Wee Tam and The Big Huge

Wee Tam and the Big Huge is the fourth album by the Incredible String Band, released in Europe as both a double LP and separate single LPs in November 1968. In the US, however, the two discs were released separately as Wee Tam and The Big Huge.

The album is considered by many to be, along with its predecessor The Hangman's Beautiful Daughter, the best work the band ever produced. Consisting of a very varied selection of songs by Robin Williamson and Mike Heron, with intriguing and poetic lyrics, the album is rich with eclectic and adept instrumentation and arrangements. Around 15 instruments are featured, played mainly by the two band members Williamson and Heron but also, in supporting roles, on a few tracks by Rose Simpson and Licorice McKechnie.

Williamson explained the title as follows:- "I saw a man with a huge big dog, we knew somebody called Wee Tam, in Edinburgh. It seemed like it was a good idea in terms of one person looking up at the stars - Wee Tam and the Big Huge, just like the vastness of the universe."

Read more about Wee Tam And The Big Huge:  Background, Personnel

Famous quotes containing the words wee, tam, big and/or huge:

    Four and twenty at her back
    And they were a’ clad out in green;
    Tho the King of Scotland had been there
    The warst o’ them might hae been his Queen.

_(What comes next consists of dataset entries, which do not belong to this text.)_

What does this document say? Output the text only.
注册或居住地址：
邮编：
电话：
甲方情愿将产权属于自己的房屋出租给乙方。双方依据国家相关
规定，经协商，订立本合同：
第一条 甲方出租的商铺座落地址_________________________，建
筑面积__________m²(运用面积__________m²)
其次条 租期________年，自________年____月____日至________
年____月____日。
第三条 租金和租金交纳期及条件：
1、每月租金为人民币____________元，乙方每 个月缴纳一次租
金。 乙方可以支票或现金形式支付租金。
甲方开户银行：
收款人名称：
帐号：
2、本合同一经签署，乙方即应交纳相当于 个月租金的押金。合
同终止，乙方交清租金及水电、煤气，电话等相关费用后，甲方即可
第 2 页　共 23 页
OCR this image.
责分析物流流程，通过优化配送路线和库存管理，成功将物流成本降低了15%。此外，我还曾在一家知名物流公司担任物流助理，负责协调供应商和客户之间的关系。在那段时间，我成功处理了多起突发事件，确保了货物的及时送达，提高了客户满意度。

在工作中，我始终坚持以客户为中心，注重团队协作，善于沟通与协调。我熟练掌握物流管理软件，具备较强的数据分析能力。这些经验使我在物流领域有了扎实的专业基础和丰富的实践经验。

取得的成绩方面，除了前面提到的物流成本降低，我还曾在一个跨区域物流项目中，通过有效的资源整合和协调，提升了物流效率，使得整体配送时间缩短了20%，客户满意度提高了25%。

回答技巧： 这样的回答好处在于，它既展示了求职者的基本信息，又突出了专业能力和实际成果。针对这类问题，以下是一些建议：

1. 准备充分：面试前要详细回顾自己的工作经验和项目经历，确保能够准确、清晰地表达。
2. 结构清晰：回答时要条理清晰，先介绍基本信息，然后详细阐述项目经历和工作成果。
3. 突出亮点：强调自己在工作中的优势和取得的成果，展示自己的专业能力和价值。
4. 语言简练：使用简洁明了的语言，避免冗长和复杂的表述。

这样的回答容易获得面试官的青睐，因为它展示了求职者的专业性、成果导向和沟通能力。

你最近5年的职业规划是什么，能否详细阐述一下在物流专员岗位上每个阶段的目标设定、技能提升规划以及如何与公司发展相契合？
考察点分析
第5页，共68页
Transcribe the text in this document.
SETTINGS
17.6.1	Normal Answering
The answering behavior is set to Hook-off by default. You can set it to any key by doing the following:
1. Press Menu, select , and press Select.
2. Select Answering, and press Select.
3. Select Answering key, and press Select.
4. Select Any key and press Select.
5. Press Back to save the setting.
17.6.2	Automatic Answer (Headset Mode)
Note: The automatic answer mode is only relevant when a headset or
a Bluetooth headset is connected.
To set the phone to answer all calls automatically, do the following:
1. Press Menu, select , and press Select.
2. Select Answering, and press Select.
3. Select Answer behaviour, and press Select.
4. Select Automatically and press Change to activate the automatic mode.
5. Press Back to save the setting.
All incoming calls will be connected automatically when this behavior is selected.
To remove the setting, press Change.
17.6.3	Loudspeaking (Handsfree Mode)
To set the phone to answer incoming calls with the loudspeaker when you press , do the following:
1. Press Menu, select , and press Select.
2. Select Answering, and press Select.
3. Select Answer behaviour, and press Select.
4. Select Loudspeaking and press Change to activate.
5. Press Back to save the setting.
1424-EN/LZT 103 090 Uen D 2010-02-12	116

    On we lap and awa we rade
    Till we cam to yon bonny ha’
    Whare the roof was o’ the beaten gold
    And the floor was o’ the cristal a’.
    —Unknown. The Wee Wee Man (l. 21–28)

    O I forbid you, maidens a’
    That wear gowd on your hair,
    To come, or gae by Carterhaugh,
    For young Tom-lin is there.
    —Unknown. Tam Lin (l. 1–4)

    Maybe in the ‘90s or possibly in the next century people will look upon the ‘80s as the age of masturbation, when it was taken to the limit; that might be all that’s going on right now in a big way.
    Bob Dylan [Robert Allen Zimmerman] (b. 1941)

    Here, the churches seemed to shrink away into eroding corners. They seem to have ceased to be essential parts of American life. They no longer give life. It is the huge buildings of commerce and trade which now align the people to attention. These in their massive manner of steel and stone say, Come unto me all ye who labour, and we will give you work.